To get a closer look at teen interest in the product, Chu and his colleagues pored through tweets and found 3,239 from JUUL’s official Twitter account between February 2017 and January 2018. These tweets were retweeted 1,124 times by 721 unique Twitter users. Trained human coders examined each of the user’s Twitter profiles to determine if the individual was under age 18. Their job was easy when the user specified his or her age. If not, then the coder looked for clues in the user’s tweets, such as if the user mentioned a grade level or an age-specific event in a tweet, such as, ‘I’m excited about my upcoming sweet 16.” If there was any doubt, the user was categorized as an adult.

The researchers determined that out of the 681 retweeters for whom an age could be proven or estimated, 171 were under 18, with 107 identified as “followers” of JUUL on Twitter. It’s not clear whether all these retweeters were actual users of the product, however.

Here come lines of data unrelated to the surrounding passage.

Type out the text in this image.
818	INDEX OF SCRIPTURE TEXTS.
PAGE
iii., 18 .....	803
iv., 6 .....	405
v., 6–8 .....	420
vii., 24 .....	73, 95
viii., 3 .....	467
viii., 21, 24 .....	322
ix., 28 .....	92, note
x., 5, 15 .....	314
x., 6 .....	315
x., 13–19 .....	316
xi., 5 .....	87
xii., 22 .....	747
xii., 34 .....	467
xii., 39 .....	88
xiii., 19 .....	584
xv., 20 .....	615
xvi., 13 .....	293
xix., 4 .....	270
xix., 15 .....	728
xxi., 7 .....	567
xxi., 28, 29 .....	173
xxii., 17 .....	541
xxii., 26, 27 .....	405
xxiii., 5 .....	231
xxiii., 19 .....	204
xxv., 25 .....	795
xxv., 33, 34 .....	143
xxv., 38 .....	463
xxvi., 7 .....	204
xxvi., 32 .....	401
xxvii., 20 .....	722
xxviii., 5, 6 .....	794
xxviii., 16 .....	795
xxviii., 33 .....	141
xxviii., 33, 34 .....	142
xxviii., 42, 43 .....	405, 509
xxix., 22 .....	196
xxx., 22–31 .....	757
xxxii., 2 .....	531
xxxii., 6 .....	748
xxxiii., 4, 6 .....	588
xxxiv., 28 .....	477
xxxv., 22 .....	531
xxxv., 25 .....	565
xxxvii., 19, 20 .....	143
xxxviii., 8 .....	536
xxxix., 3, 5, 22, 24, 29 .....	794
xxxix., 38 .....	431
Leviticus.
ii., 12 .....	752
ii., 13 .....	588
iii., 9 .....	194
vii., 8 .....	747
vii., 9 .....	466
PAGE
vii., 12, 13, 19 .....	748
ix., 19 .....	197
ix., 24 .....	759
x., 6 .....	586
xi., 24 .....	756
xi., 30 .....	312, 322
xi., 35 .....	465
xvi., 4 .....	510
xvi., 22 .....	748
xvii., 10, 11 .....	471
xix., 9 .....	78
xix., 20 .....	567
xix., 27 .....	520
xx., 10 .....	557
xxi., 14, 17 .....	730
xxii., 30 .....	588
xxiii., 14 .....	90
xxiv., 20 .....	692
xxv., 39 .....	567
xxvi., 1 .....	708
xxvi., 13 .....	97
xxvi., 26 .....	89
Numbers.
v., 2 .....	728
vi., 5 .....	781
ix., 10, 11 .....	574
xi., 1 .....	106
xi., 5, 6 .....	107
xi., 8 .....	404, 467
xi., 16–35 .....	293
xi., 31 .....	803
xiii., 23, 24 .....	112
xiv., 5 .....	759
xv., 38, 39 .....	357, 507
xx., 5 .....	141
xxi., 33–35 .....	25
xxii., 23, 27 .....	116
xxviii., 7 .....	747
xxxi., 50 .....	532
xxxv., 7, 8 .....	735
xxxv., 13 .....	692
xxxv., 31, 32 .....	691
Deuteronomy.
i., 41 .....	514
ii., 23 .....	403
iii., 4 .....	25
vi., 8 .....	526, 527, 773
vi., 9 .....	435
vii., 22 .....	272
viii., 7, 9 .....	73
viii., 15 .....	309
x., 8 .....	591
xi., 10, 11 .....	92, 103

“Determining that is a next step for us,” Chu said. “What they’re posting on social media doesn’t mean they’re using JUUL. We’re just looking at their exposure to the messages. We can’t say if they had an intention to buy it.”

In a statement to Reuters Health, a JUUL Labs spokesperson said the company has “taken numerous actions to prevent and combat underage use, including focusing our website and social media exclusively on the adult smoker community and removing all product-related content from our social media accounts. . . we have also aggressively worked with social media platforms to remove posts and accounts that portray our product in unauthorized and youth-oriented manners.”

Still, the new findings “are in line with what we hear anecdotally and what we observe in the world: youth are the ones being influenced,” said Dr. Michael Blaha, a researcher who specializes in the epidemiology of e-cigarette use and its potential cardiovascular toxicity and director of clinical research for the Johns Hopkins Ciccarone Center for the Prevention of Heart Disease in Baltimore, Maryland.

“The JUUL comes in a smaller size so it’s easier to conceal,” Blaha said. “It’s got a ‘cool’ factor, between the skin colors and the flavors. I’ve been told their (marketing) approach is more like the Apple approach. And somehow they’ve made that simple connection with kids.”

As a general rule, the vapors inhaled by e-cigarette users contain a higher dose of nicotine than traditional cigarettes, Blaha said. But, “I’m sure many kids don’t view this as a tobacco product,” he added. “I encounter a lot of people in my research who don’t think it’s a tobacco product. So they think smoking is bad, but vaping is different.”

The marketing strategies JUUL is using “are definitely reminiscent of the way tobacco companies used to target youth,” said Dr. Luke Benventuo, a transplant pulmonologist with the Center for Lung Disease and Transplantation at NewYork-Presbyterian/Columbia University Irving Medical Center in New York City. “I’m pretty concerned.”

“The consequences of inhaling vapor is a huge unknown,” Benventuo said.

Moreover, even if you’re not getting all the carcinogens you get with regular cigarettes, “you do get nicotine,” Benventuo said. “There are lots of studies that show nicotine is dangerous and toxic to the adolescent brain.”